Phetch is a game with a purpose intended to label images on the internet with descriptive captions suitable to assist sight impaired readers. Approximately 75% of the images on the web do not have proper ALT text labels, making them inaccessible through screen readers. The solution aimed at by Phetch is to label the images external to the web page rather than depending upon the web page author to create proper alt text for each image. Rather than paying people to do the mundane task of labeling images, Phetch aims to create a fun game that produces such descriptions as a side effect of having fun.

Phetch was created by Luis von Ahn and Shiry Ginosar of Carnegie Mellon University following the pattern set by the earlier ESP game.

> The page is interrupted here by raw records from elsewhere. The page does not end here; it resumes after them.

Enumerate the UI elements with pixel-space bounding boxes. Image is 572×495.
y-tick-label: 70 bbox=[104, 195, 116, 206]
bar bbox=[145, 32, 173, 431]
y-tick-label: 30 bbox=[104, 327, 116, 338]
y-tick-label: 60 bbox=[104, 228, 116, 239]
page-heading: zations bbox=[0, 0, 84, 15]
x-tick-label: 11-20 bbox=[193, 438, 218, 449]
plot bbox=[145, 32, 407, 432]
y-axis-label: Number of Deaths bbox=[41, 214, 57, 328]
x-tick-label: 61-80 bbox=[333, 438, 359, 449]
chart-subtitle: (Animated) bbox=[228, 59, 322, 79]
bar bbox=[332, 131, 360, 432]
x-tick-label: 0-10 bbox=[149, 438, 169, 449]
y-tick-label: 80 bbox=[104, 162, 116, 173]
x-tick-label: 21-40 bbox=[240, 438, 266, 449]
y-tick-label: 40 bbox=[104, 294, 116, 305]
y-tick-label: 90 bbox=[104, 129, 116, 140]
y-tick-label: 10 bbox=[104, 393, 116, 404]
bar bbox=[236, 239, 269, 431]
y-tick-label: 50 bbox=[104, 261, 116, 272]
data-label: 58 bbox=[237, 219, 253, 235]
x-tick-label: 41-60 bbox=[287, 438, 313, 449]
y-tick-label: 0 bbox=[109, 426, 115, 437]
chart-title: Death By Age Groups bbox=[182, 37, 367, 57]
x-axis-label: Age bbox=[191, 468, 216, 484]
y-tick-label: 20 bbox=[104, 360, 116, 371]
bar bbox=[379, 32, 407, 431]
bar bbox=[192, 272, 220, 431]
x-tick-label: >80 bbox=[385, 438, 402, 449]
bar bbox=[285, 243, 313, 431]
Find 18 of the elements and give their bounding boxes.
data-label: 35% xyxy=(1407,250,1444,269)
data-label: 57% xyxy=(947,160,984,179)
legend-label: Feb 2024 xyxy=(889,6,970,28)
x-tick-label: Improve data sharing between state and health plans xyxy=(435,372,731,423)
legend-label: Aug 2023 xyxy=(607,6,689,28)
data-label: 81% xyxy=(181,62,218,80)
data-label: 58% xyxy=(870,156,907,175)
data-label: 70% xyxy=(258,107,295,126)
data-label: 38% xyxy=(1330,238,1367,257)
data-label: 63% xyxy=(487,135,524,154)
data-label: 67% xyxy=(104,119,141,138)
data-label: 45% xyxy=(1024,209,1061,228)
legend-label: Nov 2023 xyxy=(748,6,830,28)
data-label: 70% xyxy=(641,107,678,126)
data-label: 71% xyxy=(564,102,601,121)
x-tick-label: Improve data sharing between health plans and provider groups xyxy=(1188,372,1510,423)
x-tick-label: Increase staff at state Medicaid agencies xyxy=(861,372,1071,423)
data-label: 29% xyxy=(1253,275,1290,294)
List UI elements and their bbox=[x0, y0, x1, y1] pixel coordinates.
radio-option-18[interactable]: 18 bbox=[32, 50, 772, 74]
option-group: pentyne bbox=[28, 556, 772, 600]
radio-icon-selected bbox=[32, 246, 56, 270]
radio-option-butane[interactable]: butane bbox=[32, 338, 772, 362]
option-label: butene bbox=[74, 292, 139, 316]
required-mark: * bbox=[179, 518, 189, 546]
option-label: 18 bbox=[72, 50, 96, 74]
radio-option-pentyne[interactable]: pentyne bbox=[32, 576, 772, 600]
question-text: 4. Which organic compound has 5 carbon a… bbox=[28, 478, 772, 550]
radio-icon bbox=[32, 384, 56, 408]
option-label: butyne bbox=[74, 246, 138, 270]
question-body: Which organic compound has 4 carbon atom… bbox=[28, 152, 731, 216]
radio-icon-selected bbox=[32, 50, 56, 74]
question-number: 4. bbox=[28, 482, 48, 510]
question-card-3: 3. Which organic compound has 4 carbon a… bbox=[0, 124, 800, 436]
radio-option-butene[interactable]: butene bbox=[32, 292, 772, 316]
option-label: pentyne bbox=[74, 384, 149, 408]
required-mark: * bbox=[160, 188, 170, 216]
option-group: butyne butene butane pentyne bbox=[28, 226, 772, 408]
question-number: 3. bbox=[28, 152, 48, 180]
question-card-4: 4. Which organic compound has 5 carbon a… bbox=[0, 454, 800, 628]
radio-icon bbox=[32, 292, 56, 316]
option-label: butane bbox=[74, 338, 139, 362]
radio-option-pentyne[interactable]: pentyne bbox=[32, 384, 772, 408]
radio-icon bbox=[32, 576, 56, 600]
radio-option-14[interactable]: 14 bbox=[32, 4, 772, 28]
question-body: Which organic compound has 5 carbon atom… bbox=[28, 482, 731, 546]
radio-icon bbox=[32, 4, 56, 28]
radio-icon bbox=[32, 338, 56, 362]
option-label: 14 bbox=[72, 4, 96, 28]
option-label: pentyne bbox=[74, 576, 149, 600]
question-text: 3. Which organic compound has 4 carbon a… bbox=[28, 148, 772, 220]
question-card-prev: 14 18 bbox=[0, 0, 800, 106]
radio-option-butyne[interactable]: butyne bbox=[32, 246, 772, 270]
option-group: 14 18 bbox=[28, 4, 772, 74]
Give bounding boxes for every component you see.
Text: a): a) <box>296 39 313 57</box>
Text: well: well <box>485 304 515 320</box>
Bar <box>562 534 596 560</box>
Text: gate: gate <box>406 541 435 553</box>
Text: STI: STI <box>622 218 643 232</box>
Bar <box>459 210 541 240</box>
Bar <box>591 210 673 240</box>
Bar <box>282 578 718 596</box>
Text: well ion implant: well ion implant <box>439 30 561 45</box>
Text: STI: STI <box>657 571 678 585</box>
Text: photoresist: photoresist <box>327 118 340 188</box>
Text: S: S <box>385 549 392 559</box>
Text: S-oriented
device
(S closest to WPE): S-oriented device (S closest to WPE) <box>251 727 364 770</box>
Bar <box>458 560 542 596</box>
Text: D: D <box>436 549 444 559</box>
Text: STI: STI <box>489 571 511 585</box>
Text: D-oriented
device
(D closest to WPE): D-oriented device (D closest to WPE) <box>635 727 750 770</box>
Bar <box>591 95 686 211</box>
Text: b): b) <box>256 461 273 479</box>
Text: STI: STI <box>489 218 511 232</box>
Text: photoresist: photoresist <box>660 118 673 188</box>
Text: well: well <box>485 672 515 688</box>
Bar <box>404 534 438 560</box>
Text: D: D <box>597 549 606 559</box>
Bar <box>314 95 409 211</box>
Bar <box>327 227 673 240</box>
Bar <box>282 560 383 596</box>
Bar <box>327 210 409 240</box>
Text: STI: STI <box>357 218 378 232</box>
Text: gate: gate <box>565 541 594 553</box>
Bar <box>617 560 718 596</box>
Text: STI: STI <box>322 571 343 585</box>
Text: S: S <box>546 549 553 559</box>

Phetch is played by three to five people. One is designated as a describer, while the rest are seekers. The describer is shown an image, which he describes to the seekers. The seekers use an Internet image search engine to attempt to find the image being described. The first seeker to find the image gains points and becomes the describer for the next round. The describer is also rewarded for a successful outcome.

The data produced as the side effect of playing the game is the describer's descriptions of the image. An imagined system for serving these descriptions from a centralized server is described in the Phetch paper.

The output of the game was later used to improve image search engines and the game itself was later proposed as a mechanism to test interactive search interfaces.

In late 2008, public access to Phetch was discontinued when the ESP game was moved to the gwap.com domain. Peekaboom was also discontinued in late 2008.